Paper accepted (October 2018) 2

Image result for medicine and science in sports and exerciseWaanders JB, Hortobágyi T, Murgia A, DeVita P, Franz JR. Advanced age redistributes positive but not negative leg joint work during walking. Medicine & Science in Sports & Exercise (In press).

Abstract. 

Introduction: Advanced age brings a distal-to-proximal redistribution of positive joint work during walking that is relevant to walking performance and economy. It is unclear whether negative joint work is similarly redistributed in old age. Negative work can affect positive work through elastic energy return in gait.

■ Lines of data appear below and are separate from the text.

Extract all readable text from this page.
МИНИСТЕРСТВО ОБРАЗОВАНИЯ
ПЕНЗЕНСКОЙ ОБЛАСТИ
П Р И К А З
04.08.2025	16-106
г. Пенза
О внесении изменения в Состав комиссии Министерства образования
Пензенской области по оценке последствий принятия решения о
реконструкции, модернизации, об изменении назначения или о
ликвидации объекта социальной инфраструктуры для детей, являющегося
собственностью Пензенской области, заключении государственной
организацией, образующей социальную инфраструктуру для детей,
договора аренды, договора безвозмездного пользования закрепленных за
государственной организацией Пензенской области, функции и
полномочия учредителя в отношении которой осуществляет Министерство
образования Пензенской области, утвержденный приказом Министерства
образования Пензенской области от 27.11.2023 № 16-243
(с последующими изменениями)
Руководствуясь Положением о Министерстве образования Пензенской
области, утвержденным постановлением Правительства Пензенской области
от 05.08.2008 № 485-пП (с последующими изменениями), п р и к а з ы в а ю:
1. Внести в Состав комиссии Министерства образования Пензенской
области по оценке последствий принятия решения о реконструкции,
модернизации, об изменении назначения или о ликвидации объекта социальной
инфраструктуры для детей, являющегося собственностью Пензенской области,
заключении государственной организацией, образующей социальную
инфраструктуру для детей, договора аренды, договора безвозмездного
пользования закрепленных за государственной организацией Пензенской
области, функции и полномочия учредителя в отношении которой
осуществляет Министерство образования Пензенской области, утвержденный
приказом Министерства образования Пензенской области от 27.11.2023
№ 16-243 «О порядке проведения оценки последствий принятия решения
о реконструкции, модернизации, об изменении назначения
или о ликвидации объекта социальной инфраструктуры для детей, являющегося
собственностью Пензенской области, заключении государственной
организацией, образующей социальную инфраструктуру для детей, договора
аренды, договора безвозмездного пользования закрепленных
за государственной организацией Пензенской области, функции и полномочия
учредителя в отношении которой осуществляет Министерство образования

We determined the effects of age, walking speed, and grade on positive and negative joint work in young and older adults.

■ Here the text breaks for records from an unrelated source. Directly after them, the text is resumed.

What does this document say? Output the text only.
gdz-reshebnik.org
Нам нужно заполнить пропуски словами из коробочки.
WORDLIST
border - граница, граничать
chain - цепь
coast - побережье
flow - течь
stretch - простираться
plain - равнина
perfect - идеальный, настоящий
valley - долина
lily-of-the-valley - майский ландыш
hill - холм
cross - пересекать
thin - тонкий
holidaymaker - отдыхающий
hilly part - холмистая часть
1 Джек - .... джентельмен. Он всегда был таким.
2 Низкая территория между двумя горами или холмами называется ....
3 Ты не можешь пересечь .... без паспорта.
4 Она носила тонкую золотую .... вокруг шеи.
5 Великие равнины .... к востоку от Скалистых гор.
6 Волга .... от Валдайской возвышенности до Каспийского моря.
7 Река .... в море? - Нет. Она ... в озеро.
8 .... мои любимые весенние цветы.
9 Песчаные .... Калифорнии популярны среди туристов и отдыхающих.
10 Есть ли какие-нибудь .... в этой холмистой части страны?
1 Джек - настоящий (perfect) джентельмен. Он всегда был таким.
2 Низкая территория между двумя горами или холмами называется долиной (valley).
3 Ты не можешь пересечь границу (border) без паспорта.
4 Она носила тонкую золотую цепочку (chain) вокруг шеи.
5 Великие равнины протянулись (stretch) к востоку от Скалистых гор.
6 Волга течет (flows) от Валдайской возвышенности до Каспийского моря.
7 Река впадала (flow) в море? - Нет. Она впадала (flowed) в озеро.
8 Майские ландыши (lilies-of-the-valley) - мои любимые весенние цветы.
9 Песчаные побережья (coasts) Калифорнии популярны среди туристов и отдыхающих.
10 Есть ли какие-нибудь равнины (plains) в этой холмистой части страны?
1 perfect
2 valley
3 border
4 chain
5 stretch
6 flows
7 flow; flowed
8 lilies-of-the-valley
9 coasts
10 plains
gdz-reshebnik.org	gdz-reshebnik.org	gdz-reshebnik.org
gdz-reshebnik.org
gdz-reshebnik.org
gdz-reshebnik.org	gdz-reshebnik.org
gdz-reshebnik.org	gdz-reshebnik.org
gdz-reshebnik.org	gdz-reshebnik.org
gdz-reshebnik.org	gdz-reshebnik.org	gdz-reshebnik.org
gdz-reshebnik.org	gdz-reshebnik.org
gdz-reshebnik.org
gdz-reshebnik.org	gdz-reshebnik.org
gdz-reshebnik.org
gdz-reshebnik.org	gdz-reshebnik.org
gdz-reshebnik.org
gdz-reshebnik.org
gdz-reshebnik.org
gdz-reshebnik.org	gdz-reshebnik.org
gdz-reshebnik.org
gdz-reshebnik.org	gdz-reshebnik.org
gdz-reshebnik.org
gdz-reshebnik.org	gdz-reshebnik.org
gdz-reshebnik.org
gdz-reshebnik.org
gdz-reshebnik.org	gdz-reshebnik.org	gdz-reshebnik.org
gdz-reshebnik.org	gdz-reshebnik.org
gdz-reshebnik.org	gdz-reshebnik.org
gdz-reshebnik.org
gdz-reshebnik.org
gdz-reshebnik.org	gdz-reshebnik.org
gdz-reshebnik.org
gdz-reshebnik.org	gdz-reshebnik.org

Methods: Bilateral ground reaction force and marker data were collected from healthy young (age 22.5 years, n=18) and older (age 76.0 years, n=22) adults walking on a split-belt instrumented treadmill at 1.1, 1.4, and 1.7 m/s at each of three grades (0, 10, and -10%). Subjects also performed maximal voluntary eccentric, isometric, and concentric contractions for the knee extensors (120, 90, 0°/s) and plantarflexors (90, 30, 0°/s).

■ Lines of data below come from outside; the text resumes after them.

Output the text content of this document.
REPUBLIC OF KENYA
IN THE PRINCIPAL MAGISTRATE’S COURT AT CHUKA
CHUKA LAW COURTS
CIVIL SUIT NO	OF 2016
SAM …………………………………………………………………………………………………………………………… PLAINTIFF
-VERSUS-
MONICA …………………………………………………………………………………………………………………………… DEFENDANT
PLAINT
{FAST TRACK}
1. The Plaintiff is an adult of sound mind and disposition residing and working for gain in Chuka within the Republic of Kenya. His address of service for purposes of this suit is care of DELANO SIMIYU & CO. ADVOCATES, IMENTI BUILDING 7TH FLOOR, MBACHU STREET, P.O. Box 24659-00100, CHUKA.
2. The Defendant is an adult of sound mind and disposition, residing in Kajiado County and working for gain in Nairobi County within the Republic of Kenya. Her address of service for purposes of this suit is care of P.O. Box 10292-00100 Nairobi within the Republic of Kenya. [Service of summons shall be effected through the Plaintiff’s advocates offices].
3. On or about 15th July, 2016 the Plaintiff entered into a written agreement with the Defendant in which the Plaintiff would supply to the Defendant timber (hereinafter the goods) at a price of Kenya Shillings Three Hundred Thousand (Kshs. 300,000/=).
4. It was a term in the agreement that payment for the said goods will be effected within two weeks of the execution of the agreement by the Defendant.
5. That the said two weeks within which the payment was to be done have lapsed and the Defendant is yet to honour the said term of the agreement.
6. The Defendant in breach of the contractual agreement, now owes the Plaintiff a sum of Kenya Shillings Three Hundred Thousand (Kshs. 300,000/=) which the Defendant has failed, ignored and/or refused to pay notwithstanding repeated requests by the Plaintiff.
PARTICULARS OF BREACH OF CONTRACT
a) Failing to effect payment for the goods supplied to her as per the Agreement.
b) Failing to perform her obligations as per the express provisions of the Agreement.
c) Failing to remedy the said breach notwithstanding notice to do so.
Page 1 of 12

Results: Compared to young adults, older adults exhibited a distal-to-proximal redistribution of positive leg joint work during level (p<0.001) and uphill (p<0.001) walking, with larger differences at faster walking speeds. However, the distribution of negative joint work was unaffected by age during level (p=0.150) and downhill (p=0.350) walking. Finally, the age-related loss of maximal voluntary knee extensor (p<0.001) and plantarflexor (p=0.001) strength was lower during an eccentric contraction vs. concentric contraction for the knee extensors (p<0.001) but not for the plantarflexors (p=0.320).

Conclusion: The distal-to-proximal redistribution of positive joint work during level and uphill walking is absent for negative joint work during level and downhill walking. Exercise prescription should focus on improving ankle muscle function while preserving knee muscle function in older adults trying to maintain their independence.